If you love classic egg salad but want a healthier, high-protein twist, this Cottage Cheese Egg Salad is your new go-to! It’s rich, creamy, and tangy — all without using mayo. Cottage cheese adds a fluffy texture and boosts the protein, keeping you fuller for longer. Perfect for a quick lunch, meal prep, or even a picnic sandwich spread, this recipe comes together in under 15 minutes. Serve it on toast, in lettuce wraps, or with whole-grain crackers for a refreshing and nutritious bite. This lightened-up version proves you don’t need heavy dressing for incredible flavor. 🌿💛

Time Breakdown

  • Prep Time: 10 minutes
  • Cook Time: 5 minutes
  • Total Time: 15 minutes
  • Servings: 4

Ingredients List

  • 6 large eggs
  • ¾ cup cottage cheese (preferably small curd, low-fat or regular)
  • 1 tablespoon Dijon mustard
  • 1 tablespoon chopped fresh chives (or green onion)
  • 1 tablespoon finely diced celery
  • 1 tablespoon finely chopped dill pickles (optional for tang)
  • Salt and black pepper to taste
  • Paprika or smoked paprika for garnish

Kitchen Tools You’ll Need

This recipe doesn’t require fancy gadgets, just a few reliable kitchen basics to keep everything simple and stress-free.

  • Medium saucepan
  • Large mixing bowl
  • Sharp knife
  • Cutting board
  • Measuring spoons
  • Fork or potato masher
  • Spoon or spatula

Step-by-Step Beginner-Friendly Instructions

  1. Boil the eggs: Place eggs in a saucepan, cover with water, and bring to a gentle boil.
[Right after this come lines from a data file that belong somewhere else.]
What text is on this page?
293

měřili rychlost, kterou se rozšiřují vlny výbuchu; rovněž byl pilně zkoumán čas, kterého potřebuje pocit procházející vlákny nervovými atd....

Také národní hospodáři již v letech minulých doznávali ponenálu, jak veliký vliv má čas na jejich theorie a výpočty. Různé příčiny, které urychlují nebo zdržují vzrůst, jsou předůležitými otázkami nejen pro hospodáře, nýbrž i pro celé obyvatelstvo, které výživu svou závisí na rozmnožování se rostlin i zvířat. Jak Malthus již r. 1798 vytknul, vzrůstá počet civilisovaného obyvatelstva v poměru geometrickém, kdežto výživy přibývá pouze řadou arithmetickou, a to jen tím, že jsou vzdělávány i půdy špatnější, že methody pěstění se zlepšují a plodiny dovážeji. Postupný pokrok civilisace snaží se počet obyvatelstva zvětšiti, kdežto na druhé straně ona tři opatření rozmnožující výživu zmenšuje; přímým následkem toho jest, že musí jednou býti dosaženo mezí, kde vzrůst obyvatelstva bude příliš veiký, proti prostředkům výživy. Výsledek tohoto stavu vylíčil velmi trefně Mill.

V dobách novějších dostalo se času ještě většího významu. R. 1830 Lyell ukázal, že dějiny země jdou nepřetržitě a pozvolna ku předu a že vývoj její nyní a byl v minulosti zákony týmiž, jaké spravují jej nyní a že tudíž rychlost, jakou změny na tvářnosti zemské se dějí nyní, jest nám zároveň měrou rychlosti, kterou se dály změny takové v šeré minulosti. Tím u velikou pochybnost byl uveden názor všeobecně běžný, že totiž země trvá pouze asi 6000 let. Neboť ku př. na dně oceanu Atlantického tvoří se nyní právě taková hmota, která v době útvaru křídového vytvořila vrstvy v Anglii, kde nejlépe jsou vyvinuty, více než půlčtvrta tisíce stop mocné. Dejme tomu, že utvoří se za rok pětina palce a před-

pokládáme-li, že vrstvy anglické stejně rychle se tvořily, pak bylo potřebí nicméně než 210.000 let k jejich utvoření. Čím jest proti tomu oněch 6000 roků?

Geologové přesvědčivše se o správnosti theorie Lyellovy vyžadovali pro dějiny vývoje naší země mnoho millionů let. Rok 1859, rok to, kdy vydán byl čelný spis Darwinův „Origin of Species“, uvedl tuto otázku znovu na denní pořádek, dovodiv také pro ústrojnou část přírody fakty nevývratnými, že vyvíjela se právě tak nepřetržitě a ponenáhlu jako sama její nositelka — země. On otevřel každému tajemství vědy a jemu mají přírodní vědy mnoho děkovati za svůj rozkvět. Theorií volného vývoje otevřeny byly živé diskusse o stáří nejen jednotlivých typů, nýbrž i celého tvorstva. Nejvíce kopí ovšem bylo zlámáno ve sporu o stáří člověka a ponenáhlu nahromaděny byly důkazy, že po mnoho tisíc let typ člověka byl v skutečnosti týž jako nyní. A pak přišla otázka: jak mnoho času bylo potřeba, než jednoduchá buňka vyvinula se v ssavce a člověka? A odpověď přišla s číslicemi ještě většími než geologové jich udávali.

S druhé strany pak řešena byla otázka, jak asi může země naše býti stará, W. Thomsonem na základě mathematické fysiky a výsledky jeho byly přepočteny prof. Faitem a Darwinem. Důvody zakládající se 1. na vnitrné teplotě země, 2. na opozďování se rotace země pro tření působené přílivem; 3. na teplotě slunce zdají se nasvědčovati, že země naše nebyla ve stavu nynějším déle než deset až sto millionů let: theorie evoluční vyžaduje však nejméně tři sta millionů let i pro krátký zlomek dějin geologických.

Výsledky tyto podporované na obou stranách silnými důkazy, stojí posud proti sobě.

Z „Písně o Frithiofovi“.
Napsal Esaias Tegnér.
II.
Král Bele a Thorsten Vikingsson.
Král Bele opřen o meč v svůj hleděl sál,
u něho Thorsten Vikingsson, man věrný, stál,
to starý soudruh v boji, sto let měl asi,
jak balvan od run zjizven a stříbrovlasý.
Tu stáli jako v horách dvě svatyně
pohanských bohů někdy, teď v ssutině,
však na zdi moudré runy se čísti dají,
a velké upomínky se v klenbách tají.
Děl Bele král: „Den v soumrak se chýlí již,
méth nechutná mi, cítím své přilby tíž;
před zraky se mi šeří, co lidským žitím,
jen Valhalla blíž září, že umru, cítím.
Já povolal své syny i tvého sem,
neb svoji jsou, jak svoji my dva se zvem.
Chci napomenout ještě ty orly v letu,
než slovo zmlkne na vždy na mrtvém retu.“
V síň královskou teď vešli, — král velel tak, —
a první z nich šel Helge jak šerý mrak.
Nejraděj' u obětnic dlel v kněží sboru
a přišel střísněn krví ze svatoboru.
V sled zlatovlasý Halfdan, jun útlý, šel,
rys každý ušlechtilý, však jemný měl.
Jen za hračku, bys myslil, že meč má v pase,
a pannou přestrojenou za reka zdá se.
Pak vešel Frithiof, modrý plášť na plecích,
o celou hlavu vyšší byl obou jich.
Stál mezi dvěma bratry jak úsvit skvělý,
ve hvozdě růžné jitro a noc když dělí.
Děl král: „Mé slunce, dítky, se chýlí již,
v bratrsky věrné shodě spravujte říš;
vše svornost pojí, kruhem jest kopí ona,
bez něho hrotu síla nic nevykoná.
Cook for 9–10 minutes for fully set yolks.
  2. Cool and peel: Transfer eggs to an ice bath for 5 minutes, then peel and chop them into small, even pieces.
  3. Mix the base: In a large bowl, combine cottage cheese, Dijon mustard, celery, chives, and pickles (if using). Stir until smooth and creamy.
  4. Add eggs: Fold in the chopped eggs gently with a spatula until evenly coated.
  5. Season: Add salt, pepper, and a sprinkle of paprika on top for color.
  6. Serve & enjoy! Spread on toast, stuff into lettuce wraps, or enjoy it chilled as a light, satisfying meal. 🥗✨

Pro Tips

  • Storage: Keep in an airtight container for up to 3 days in the fridge.
  • Substitutions: Swap chives for green onions or add a spoon of Greek yogurt for extra creaminess.
  • Meal Prep: Double the recipe for easy grab-and-go lunches.
  • Serving Idea: Sprinkle with everything bagel seasoning for a fun twist!